Ele se refere a algo que eu uso muito também, o espírito do bom samaritano. É isso que tem que reinar, mas não apenas no nível da Igreja. O que estou dizendo, e não é o padre Jesus que diz, e sim um cidadão que diz, um ser humano que diz. Eu acho que todo ser humano tem que carregar esse instinto, essa emoção de ser fraterno. Deus nos criou assim, acabar com esse espírito fraterno do Bom Samaritano, é o que leva a tantas atrocidades.

O samaritano para, vê aquele que precisa e não pergunta. Eu sou acusado de proteger os bandidos, os malandros. Ele não pergunta, você é malandro, você é ladrão, de onde você está vindo, por que você está vindo? Não, ele vê a situação, não faz perguntas, não espera, nem pretende esconder e age rapidamente, ele age com esse sentimento, esse instinto de fraternidade, de misericórdia e gasta seu dinheiro, seu tempo, se preocupa. E ele não se pergunta se vai ter menos trabalho ou vai ficar mais pobre. Não, ele não se importa com isso, não. Ele está preocupado com a situação em que seu irmão está. Esse espírito do Bom Samaritano, eu não consegui aqui em Pacaraima, é uma falha do padre, não fazer nascer esse espírito entre os fiéis.

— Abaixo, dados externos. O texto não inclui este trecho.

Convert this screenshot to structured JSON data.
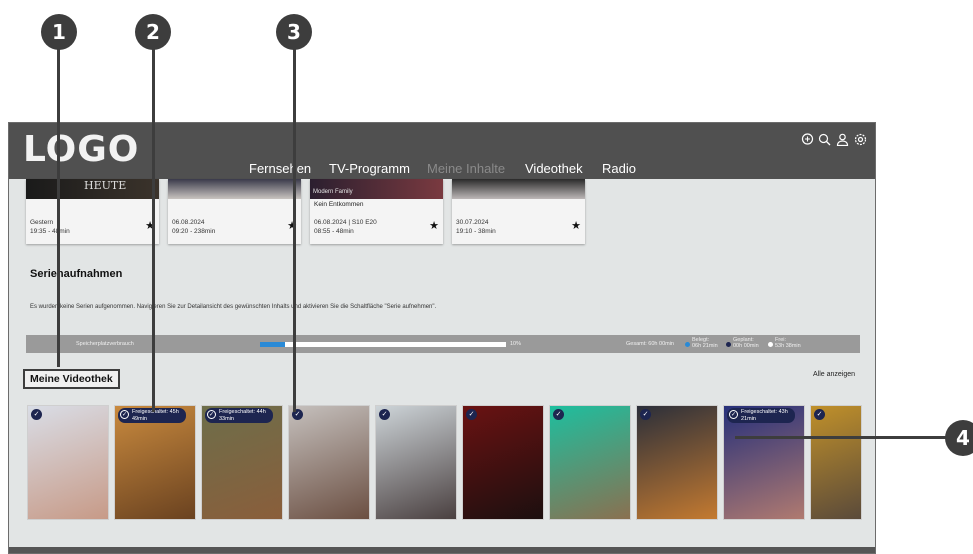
{
  "callouts": [
    "1",
    "2",
    "3",
    "4"
  ],
  "header": {
    "logo": "LOGO",
    "nav": [
      "Fernsehen",
      "TV-Programm",
      "Meine Inhalte",
      "Videothek",
      "Radio"
    ],
    "icons": [
      "chat-plus-icon",
      "search-icon",
      "user-icon",
      "settings-icon"
    ]
  },
  "recordings": [
    {
      "title": "",
      "line1": "Gestern",
      "line2": "19:35 - 48min",
      "thumb_text": "HEUTE",
      "colors": [
        "#1f1f1f",
        "#5a4a3a"
      ]
    },
    {
      "title": "",
      "line1": "06.08.2024",
      "line2": "09:20 - 238min",
      "thumb_text": "",
      "colors": [
        "#3a3a4a",
        "#c9c4c0"
      ]
    },
    {
      "title": "Kein Entkommen",
      "line1": "06.08.2024 | S10 E20",
      "line2": "08:55 - 48min",
      "thumb_text": "Modern Family",
      "colors": [
        "#2b1f2f",
        "#7a3a40"
      ]
    },
    {
      "title": "",
      "line1": "30.07.2024",
      "line2": "19:10 - 38min",
      "thumb_text": "",
      "colors": [
        "#2a2a2a",
        "#bdb8b8"
      ]
    }
  ],
  "series": {
    "title": "Serienaufnahmen",
    "info": "Es wurden keine Serien aufgenommen. Navigieren Sie zur Detailansicht des gewünschten Inhalts und aktivieren Sie die Schaltfläche \"Serie aufnehmen\"."
  },
  "storage": {
    "label": "Speicherplatzverbrauch",
    "percent_label": "10%",
    "fill_fraction": 0.1,
    "total": "Gesamt: 60h 00min",
    "used_label": "Belegt:",
    "used_value": "06h 21min",
    "planned_label": "Geplant:",
    "planned_value": "00h 00min",
    "free_label": "Frei:",
    "free_value": "53h 38min",
    "colors": {
      "used": "#2a8ad6",
      "planned": "#1d2550",
      "free": "#ffffff"
    }
  },
  "videothek": {
    "title": "Meine Videothek",
    "show_all": "Alle anzeigen",
    "posters": [
      {
        "badge": "",
        "colors": [
          "#d9dde6",
          "#c79a87"
        ]
      },
      {
        "badge": "Freigeschaltet: 45h 49min",
        "colors": [
          "#c98a3e",
          "#6a4220"
        ]
      },
      {
        "badge": "Freigeschaltet: 44h 33min",
        "colors": [
          "#6d6e4a",
          "#8a5e3b"
        ]
      },
      {
        "badge": "",
        "colors": [
          "#c5c0bd",
          "#6b4f42"
        ]
      },
      {
        "badge": "",
        "colors": [
          "#cdd4d8",
          "#4a4040"
        ]
      },
      {
        "badge": "",
        "colors": [
          "#6a1212",
          "#1c0f0f"
        ]
      },
      {
        "badge": "",
        "colors": [
          "#1dbf9f",
          "#8a7050"
        ]
      },
      {
        "badge": "",
        "colors": [
          "#2b2f3a",
          "#c47a30"
        ]
      },
      {
        "badge": "Freigeschaltet: 43h 21min",
        "colors": [
          "#26307a",
          "#b07a70"
        ]
      },
      {
        "badge": "",
        "colors": [
          "#c0902a",
          "#5a4a3a"
        ]
      }
    ]
  }
}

Aqui não reina o espírito do bom samaritano, reina o espírito de vingança, do vai embora, o espírito da não vou parar para falar com você porque eu vou perder meu tempo e meu dinheiro, reina o espírito do egoísmo, infelizmente.

O senhor não sente medo?

Eu me sinto ameaçado, não com medo. Acho que pode ser imprudência, mas não tenho medo, não tenho medo. O dia da manifestação veio aqui o Exército e a Polícia Federal querendo me tirar para fora da minha casa e eu disse que não. Depois eles me disseram várias vezes, padre sua vida está em perigo, tenha muito cuidado. Se a minha vida está em perigo, o que eu posso fazer. Eu digo brincando que se eles me matarem, meu processo de canonização vai ser rápido, isso é uma brincadeira minha.

Mas sei que sou o alvo da raiva das pessoas. Eu não vou mudar um milímetro do meu jeito de fazer. Vai continuar o café fraterno, vai seguir nosso desejo de ajudar os fracos e eu vou tentar cumprir esse mandato do Papa que diz, que não diga que ele é um cristão se não ajuda o imigrante. Eu também confio em meus paroquianos, este foi um tempo entre aspas de embriaguez. Repito que entendo essa raiva, mas não a justifico.

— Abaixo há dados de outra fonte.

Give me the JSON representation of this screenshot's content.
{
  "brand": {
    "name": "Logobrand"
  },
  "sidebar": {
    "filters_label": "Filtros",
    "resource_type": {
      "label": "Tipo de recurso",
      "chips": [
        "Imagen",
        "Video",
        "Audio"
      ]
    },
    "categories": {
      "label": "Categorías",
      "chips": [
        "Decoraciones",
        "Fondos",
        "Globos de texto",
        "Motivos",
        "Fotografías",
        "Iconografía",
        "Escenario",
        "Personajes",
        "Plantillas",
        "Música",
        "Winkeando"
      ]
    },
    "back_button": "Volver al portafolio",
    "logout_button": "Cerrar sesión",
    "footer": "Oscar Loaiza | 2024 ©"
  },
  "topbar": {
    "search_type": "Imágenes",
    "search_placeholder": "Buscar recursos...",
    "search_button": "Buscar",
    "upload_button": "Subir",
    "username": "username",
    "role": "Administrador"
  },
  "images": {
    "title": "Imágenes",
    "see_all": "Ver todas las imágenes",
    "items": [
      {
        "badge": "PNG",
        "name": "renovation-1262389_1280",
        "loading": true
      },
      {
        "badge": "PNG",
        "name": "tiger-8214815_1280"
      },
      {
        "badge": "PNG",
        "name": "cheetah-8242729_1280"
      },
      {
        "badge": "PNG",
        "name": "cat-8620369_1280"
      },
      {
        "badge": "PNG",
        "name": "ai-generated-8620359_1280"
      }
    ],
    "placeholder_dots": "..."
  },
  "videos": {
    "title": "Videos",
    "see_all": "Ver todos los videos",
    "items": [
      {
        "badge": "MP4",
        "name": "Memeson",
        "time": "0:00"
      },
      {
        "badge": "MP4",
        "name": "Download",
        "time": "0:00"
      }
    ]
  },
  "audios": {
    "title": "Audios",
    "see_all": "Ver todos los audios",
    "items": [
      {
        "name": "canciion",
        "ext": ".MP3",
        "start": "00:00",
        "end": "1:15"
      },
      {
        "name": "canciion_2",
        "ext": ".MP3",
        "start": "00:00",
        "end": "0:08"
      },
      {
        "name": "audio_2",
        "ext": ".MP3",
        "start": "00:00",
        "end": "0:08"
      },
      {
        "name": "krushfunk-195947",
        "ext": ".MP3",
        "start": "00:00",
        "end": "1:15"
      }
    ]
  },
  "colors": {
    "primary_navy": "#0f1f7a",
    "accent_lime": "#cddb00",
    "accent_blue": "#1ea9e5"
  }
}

Espero que um dia esses católicos, que não sentem o desejo de ajudar o imigrante, também mudem. Eu acho que vai haver uma conversão e tudo vai se acalmar novamente. Agora há calma, mas muito enganosa, a qualquer momento eu tenho medo de novamente estourar a boca do vulcão e começar a cuspir lava de ódio.

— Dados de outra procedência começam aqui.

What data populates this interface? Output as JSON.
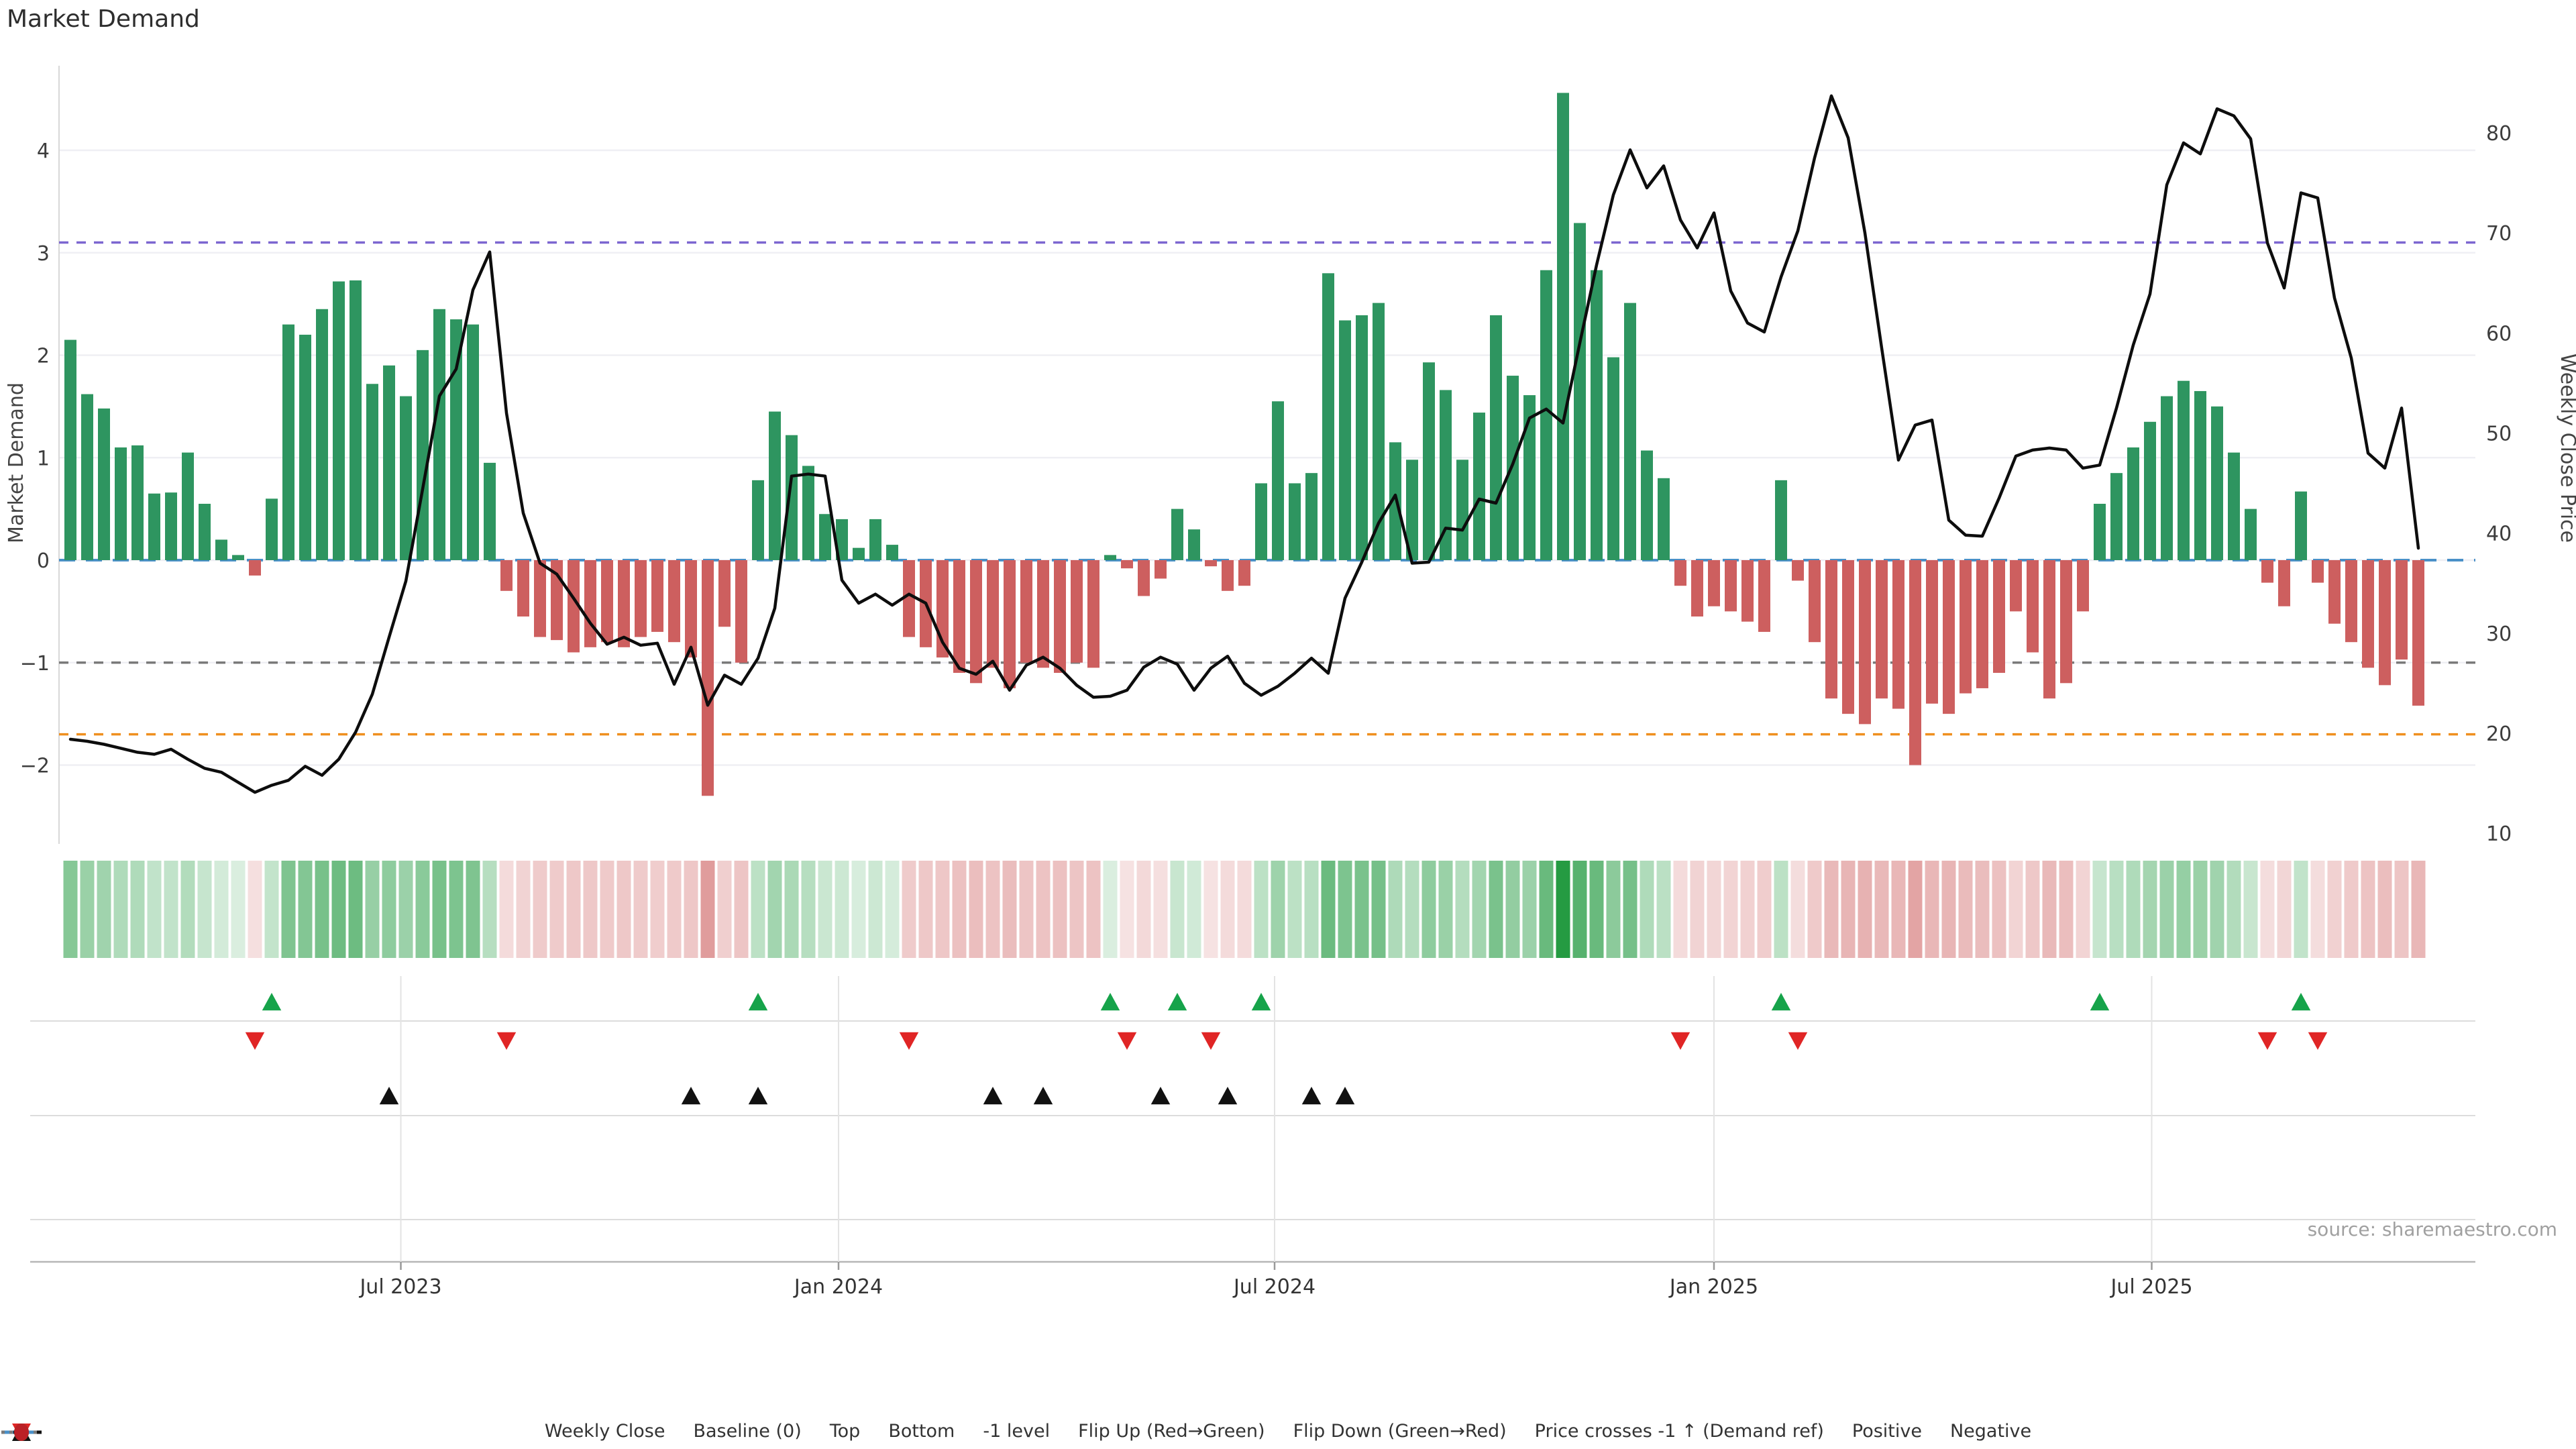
{
  "title": "Market Demand",
  "source_note": "source: sharemaestro.com",
  "axes": {
    "left_label": "Market Demand",
    "right_label": "Weekly Close Price",
    "left_ticks": [
      4,
      3,
      2,
      1,
      0,
      -1,
      -2
    ],
    "right_ticks": [
      80,
      70,
      60,
      50,
      40,
      30,
      20,
      10
    ],
    "x_ticks": [
      {
        "label": "Jul 2023",
        "week": 19.7
      },
      {
        "label": "Jan 2024",
        "week": 45.8
      },
      {
        "label": "Jul 2024",
        "week": 71.8
      },
      {
        "label": "Jan 2025",
        "week": 98.0
      },
      {
        "label": "Jul 2025",
        "week": 124.1
      }
    ]
  },
  "reference_lines": {
    "baseline": 0,
    "top": 3.1,
    "bottom": -1.7,
    "minus_one": -1.0,
    "price_cross_level_price_units": 27.06
  },
  "colors": {
    "bar_positive": "#2e9560",
    "bar_negative": "#cd5f5f",
    "price_line": "#0d0d0d",
    "baseline": "#4a90c8",
    "top_line": "#7c66d0",
    "bottom_line": "#ef8f1f",
    "minus_one_line": "#7a7a7a",
    "flip_up": "#16a34a",
    "flip_down": "#e02525",
    "price_cross": "#111111",
    "heat_green": "#229a40",
    "heat_red": "#ca5454",
    "grid": "#efeff4",
    "band_grid": "#dcdcdc",
    "axis_line": "#b6b6b6"
  },
  "chart_data": {
    "type": "combo",
    "title": "Market Demand",
    "xlabel": "",
    "ylabel_left": "Market Demand",
    "ylabel_right": "Weekly Close Price",
    "x_unit": "week",
    "ylim_left": [
      -2.77,
      4.81
    ],
    "ylim_right": [
      7.5,
      87.0
    ],
    "axis_mapping": "price = 37.3 + 10.24 * demand",
    "grid": "horizontal at integer demand levels",
    "legend_position": "bottom center",
    "series": [
      {
        "name": "Market Demand",
        "type": "bar",
        "axis": "left",
        "values": [
          2.15,
          1.62,
          1.48,
          1.1,
          1.12,
          0.65,
          0.66,
          1.05,
          0.55,
          0.2,
          0.05,
          -0.15,
          0.6,
          2.3,
          2.2,
          2.45,
          2.72,
          2.73,
          1.72,
          1.9,
          1.6,
          2.05,
          2.45,
          2.35,
          2.3,
          0.95,
          -0.3,
          -0.55,
          -0.75,
          -0.78,
          -0.9,
          -0.85,
          -0.8,
          -0.85,
          -0.75,
          -0.7,
          -0.8,
          -0.95,
          -2.3,
          -0.65,
          -1.0,
          0.78,
          1.45,
          1.22,
          0.92,
          0.45,
          0.4,
          0.12,
          0.4,
          0.15,
          -0.75,
          -0.85,
          -0.95,
          -1.1,
          -1.2,
          -1.05,
          -1.25,
          -1.0,
          -1.05,
          -1.1,
          -1.0,
          -1.05,
          0.05,
          -0.08,
          -0.35,
          -0.18,
          0.5,
          0.3,
          -0.06,
          -0.3,
          -0.25,
          0.75,
          1.55,
          0.75,
          0.85,
          2.8,
          2.34,
          2.39,
          2.51,
          1.15,
          0.98,
          1.93,
          1.66,
          0.98,
          1.44,
          2.39,
          1.8,
          1.61,
          2.83,
          4.56,
          3.29,
          2.83,
          1.98,
          2.51,
          1.07,
          0.8,
          -0.25,
          -0.55,
          -0.45,
          -0.5,
          -0.6,
          -0.7,
          0.78,
          -0.2,
          -0.8,
          -1.35,
          -1.5,
          -1.6,
          -1.35,
          -1.45,
          -2.0,
          -1.4,
          -1.5,
          -1.3,
          -1.25,
          -1.1,
          -0.5,
          -0.9,
          -1.35,
          -1.2,
          -0.5,
          0.55,
          0.85,
          1.1,
          1.35,
          1.6,
          1.75,
          1.65,
          1.5,
          1.05,
          0.5,
          -0.22,
          -0.45,
          0.67,
          -0.22,
          -0.62,
          -0.8,
          -1.05,
          -1.22,
          -0.97,
          -1.42
        ]
      },
      {
        "name": "Weekly Close",
        "type": "line",
        "axis": "right",
        "values": [
          19.4,
          19.2,
          18.9,
          18.5,
          18.1,
          17.9,
          18.4,
          17.4,
          16.5,
          16.1,
          15.1,
          14.1,
          14.8,
          15.3,
          16.7,
          15.8,
          17.4,
          20.1,
          23.9,
          29.6,
          35.2,
          44.4,
          53.7,
          56.4,
          64.3,
          68.1,
          52.0,
          42.0,
          37.0,
          35.9,
          33.5,
          31.0,
          28.9,
          29.6,
          28.8,
          29.0,
          24.9,
          28.6,
          22.8,
          25.8,
          24.9,
          27.5,
          32.5,
          45.7,
          45.9,
          45.7,
          35.3,
          33.0,
          33.9,
          32.8,
          33.9,
          33.0,
          29.1,
          26.5,
          25.9,
          27.2,
          24.3,
          26.8,
          27.6,
          26.5,
          24.8,
          23.6,
          23.7,
          24.3,
          26.6,
          27.6,
          26.9,
          24.3,
          26.5,
          27.7,
          25.0,
          23.8,
          24.7,
          26.0,
          27.5,
          26.0,
          33.5,
          37.1,
          41.0,
          43.8,
          37.0,
          37.1,
          40.5,
          40.3,
          43.4,
          43.0,
          46.9,
          51.5,
          52.4,
          51.0,
          59.0,
          66.8,
          73.8,
          78.3,
          74.5,
          76.7,
          71.3,
          68.5,
          72.0,
          64.2,
          61.0,
          60.1,
          65.6,
          70.2,
          77.5,
          83.7,
          79.5,
          70.0,
          58.5,
          47.3,
          50.8,
          51.3,
          41.3,
          39.8,
          39.7,
          43.5,
          47.7,
          48.3,
          48.5,
          48.3,
          46.5,
          46.8,
          52.5,
          58.8,
          63.9,
          74.8,
          79.0,
          77.9,
          82.4,
          81.7,
          79.4,
          69.0,
          64.5,
          74.0,
          73.5,
          63.5,
          57.5,
          48.0,
          46.5,
          52.5,
          38.5
        ]
      }
    ],
    "heatmap": {
      "description": "weekly strip below main chart; green cells for positive demand, red cells for negative demand, opacity scales with magnitude",
      "derived_from": "Market Demand series"
    },
    "marker_rows": [
      {
        "name": "Flip Up (Red→Green)",
        "rule": "first positive demand week after negative"
      },
      {
        "name": "Flip Down (Green→Red)",
        "rule": "first negative demand week after positive"
      },
      {
        "name": "Price crosses -1 ↑ (Demand ref)",
        "rule": "price crosses above demand -1 level (≈27.06) upward"
      }
    ]
  },
  "legend": {
    "items": [
      {
        "label": "Weekly Close",
        "swatch": "line",
        "color": "#111111"
      },
      {
        "label": "Baseline (0)",
        "swatch": "dashed-line",
        "color": "#4a90c8"
      },
      {
        "label": "Top",
        "swatch": "dotted-line",
        "color": "#7c66d0"
      },
      {
        "label": "Bottom",
        "swatch": "dotted-line",
        "color": "#ef8f1f"
      },
      {
        "label": "-1 level",
        "swatch": "dotted-line",
        "color": "#7a7a7a"
      },
      {
        "label": "Flip Up (Red→Green)",
        "swatch": "triangle-up",
        "color": "#16a34a"
      },
      {
        "label": "Flip Down (Green→Red)",
        "swatch": "triangle-down",
        "color": "#e02525"
      },
      {
        "label": "Price crosses -1 ↑ (Demand ref)",
        "swatch": "triangle-up",
        "color": "#111111"
      },
      {
        "label": "Positive",
        "swatch": "circle",
        "color": "#168039"
      },
      {
        "label": "Negative",
        "swatch": "circle",
        "color": "#bb2026"
      }
    ]
  }
}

Dom Pedro Casaldáliga diz que o medo é o oposto da fé. O senhor diz que não tem medo, é a sua fé em Deus que faz o senhor continuar e não ter medo diante dessas situações?

Eu vou lhe dizer uma coisa que pode parecer chocante, também que disse Santa Teresa de Calcutá, e atrasou um pouco a sua canonização, embora não exista Deus, vou continuar fazendo a mesma coisa. É claro que a fé, eu acredito em Deus, mas eu acho que o instinto de ser fraterno, ser compassivo, é tão superior, tão forte que eu também diria igual à Santa Madre Teresa de Calcutá, embora não haja Deus vou continuar impulsionado por aquele instinto do bom samaritano.

Claro que eu abraço minha fé e também abraço essa obrigação, é uma obrigação, de atender a quem precisa. É obrigação, não é dizer olha como eu sou bom, não, você é humano. Repito novamente, nas minhas afirmações quem fala não é o padre, não é o religioso, é o ser humano.